Brewer is a completely different story, largely a disappointment last season, Brewer has been one of the Bulls most valuable players this season. He is hitting 50 percent of his shots from long distance and is averaging 6.9 points per game. Most importantly, Brewer is the Bulls second-best defender. Losing him would be a gigantic blow.
Korver, despite some early season struggles, has looked great over the past two weeks. He has raised his three-point percentage to 44 and has really thrived as a member of the “Bench Mob.”
Korver is due $5 million over the next two years which is about his market value if not slightly above.

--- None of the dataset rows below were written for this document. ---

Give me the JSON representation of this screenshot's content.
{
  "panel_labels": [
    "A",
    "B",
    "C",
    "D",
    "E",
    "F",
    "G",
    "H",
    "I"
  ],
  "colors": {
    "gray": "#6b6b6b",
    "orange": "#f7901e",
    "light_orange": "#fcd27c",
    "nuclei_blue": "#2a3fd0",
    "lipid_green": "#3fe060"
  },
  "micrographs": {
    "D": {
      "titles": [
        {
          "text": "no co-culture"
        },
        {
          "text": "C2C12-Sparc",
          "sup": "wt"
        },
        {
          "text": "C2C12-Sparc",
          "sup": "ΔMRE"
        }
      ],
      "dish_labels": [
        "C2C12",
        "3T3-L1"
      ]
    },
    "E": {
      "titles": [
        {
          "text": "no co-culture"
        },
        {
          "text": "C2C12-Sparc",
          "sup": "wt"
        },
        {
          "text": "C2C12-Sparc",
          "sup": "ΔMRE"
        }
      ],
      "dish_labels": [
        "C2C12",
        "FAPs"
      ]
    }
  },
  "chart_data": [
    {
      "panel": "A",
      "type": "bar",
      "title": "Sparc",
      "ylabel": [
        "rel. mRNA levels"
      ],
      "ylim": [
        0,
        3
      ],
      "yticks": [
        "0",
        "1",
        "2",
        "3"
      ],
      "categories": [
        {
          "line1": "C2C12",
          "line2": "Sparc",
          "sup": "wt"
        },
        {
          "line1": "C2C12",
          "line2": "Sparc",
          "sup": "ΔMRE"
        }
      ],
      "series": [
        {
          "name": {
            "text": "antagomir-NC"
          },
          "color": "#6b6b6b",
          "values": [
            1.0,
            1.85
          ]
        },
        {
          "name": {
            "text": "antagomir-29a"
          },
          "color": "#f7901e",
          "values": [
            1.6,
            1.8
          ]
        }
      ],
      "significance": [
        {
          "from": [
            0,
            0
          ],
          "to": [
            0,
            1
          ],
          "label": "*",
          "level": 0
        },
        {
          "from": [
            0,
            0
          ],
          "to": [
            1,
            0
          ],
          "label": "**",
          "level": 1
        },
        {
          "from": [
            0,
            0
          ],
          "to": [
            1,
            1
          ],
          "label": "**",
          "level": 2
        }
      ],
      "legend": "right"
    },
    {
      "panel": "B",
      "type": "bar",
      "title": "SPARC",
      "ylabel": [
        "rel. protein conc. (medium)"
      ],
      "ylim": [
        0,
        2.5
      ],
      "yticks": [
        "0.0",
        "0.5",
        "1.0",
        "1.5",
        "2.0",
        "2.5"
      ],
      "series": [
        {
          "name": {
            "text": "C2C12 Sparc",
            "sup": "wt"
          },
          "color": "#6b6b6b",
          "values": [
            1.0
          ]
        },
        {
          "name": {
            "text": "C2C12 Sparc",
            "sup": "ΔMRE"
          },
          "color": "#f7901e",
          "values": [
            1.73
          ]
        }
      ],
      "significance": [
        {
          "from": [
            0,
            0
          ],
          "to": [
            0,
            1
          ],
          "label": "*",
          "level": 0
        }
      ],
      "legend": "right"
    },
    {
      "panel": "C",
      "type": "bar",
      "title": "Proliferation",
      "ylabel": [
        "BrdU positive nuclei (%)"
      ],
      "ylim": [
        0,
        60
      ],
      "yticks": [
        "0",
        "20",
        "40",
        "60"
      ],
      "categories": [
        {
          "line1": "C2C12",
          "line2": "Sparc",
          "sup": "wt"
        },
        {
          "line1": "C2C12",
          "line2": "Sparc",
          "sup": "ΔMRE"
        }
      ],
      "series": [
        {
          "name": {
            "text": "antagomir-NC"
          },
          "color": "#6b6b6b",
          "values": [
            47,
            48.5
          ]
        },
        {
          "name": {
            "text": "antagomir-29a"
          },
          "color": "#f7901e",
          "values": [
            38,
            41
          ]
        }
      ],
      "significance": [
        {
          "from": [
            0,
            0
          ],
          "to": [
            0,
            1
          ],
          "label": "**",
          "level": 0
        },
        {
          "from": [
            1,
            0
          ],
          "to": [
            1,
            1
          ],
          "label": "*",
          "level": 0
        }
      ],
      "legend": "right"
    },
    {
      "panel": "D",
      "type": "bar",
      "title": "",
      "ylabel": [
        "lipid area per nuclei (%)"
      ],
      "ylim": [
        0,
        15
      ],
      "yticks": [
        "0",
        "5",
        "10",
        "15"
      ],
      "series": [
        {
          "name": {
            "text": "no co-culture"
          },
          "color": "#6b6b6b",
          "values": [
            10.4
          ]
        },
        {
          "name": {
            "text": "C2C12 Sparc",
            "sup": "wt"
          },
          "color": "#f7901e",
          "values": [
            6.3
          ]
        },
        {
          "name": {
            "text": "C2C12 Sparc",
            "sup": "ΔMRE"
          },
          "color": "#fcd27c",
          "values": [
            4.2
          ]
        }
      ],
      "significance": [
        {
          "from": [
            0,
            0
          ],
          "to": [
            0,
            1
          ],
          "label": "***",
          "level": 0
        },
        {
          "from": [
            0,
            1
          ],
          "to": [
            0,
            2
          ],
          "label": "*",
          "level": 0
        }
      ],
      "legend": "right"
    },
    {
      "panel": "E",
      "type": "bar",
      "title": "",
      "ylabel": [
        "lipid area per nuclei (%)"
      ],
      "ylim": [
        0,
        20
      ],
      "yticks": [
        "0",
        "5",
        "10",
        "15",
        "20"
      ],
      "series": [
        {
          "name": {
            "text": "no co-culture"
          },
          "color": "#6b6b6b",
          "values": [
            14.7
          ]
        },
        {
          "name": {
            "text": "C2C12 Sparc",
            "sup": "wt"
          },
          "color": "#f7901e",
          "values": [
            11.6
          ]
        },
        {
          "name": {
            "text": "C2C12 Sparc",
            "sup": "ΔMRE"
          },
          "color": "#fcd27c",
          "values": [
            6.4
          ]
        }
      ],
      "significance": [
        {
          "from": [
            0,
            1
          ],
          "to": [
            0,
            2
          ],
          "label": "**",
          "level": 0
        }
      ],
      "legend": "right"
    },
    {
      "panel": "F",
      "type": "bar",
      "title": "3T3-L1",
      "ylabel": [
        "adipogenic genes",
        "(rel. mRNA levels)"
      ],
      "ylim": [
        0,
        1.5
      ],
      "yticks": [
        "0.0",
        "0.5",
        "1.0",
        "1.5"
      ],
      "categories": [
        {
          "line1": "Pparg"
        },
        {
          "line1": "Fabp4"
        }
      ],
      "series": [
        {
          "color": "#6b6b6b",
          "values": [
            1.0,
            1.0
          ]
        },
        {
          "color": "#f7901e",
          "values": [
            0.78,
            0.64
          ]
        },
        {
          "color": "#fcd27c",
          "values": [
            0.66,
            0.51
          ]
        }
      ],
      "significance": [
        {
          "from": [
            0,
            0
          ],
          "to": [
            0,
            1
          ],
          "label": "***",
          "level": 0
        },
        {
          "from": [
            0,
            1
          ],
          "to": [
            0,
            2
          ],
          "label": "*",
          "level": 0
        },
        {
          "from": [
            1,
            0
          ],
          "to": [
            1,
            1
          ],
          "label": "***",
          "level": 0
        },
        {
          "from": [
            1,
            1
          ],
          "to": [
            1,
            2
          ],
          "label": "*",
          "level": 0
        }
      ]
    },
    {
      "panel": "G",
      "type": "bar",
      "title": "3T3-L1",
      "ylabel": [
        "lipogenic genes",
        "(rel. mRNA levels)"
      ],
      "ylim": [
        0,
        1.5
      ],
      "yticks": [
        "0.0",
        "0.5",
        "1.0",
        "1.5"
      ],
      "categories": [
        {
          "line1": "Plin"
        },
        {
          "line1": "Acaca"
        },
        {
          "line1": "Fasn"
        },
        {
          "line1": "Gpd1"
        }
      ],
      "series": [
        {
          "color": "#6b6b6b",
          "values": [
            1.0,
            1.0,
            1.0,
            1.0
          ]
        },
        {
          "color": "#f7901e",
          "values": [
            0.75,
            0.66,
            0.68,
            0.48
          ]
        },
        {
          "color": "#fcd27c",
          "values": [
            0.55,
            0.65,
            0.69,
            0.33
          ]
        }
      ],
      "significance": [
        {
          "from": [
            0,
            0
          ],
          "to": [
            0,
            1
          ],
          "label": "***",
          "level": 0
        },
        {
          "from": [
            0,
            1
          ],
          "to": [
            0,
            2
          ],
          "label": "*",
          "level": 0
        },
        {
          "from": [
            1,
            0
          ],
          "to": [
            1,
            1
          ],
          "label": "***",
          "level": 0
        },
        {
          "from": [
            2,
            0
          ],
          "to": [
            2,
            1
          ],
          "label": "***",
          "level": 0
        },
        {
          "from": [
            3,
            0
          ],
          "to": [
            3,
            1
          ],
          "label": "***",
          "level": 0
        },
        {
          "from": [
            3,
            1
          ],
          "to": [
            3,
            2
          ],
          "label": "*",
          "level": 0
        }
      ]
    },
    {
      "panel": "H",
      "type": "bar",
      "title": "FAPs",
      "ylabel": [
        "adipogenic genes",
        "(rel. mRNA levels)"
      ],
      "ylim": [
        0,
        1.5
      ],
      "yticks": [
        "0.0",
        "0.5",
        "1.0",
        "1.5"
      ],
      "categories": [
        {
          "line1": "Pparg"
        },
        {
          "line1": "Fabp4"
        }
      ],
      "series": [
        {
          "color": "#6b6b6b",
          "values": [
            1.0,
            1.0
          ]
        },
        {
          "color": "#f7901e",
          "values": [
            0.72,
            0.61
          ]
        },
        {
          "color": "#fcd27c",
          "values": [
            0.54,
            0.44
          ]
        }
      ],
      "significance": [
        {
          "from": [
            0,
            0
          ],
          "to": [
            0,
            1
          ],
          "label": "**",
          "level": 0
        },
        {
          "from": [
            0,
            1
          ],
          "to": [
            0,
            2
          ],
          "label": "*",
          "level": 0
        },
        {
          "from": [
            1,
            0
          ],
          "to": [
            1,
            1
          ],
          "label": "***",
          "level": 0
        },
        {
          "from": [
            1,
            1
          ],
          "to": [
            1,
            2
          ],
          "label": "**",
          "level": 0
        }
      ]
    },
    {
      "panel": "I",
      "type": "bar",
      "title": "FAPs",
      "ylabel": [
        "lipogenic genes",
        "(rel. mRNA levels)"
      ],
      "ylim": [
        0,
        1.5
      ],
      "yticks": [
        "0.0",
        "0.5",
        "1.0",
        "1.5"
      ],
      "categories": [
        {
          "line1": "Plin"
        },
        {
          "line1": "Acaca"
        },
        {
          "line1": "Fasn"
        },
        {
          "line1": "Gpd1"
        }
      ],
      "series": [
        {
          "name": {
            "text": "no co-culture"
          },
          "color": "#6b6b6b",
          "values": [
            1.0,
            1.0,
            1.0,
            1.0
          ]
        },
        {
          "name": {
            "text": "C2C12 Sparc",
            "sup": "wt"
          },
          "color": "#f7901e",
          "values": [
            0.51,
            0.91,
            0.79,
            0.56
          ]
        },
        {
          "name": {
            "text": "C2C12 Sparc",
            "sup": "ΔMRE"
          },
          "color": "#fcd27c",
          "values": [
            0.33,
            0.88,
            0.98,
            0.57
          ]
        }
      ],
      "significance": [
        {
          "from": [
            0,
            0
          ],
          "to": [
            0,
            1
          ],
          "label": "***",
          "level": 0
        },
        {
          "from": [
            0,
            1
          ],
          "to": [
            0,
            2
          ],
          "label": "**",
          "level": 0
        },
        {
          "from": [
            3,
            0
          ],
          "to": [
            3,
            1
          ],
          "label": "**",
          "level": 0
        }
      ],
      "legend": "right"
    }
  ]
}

I have trouble deciding if I would make this deal or not. I really do. Allen makes them a better team this year; I have no doubt of that.
Despite a recent ankle injury (which does not appear to be severe), Allen is still an elite shooter in the NBA. Moreover, Allen’s playoff history shows the amount of damage he can do when it matters most.
The big issue, though, is long-term. Brewer appears to be coming into his own; you would absolutely hate to give him up just as he is seemingly entering his prime.
Korver’s three-point shooting would hurt to lose but when you’re talking about upgrading to Allen, it’s a moot point.
Butler is an interesting question as well. You could argue he is easily replaceable but he could be special. He is raw offensively, but the talk around the Bulls is that he has the ability to one day be an everyday player in the league.
The fact remains, you do not wait for that one day…you go for the championship this year.
Allen’s $10 million comes off the books next year so you can always sign a free agent to fill the void left by Brewer and the draft can always present itself with intriguing prospects like Butler.
It is a hard pill to swallow but for a team with a championship window, short-term moves need to be a priority. If Ainge wants to trade Allen for the right deal, the Bulls should do what they can to acquire him.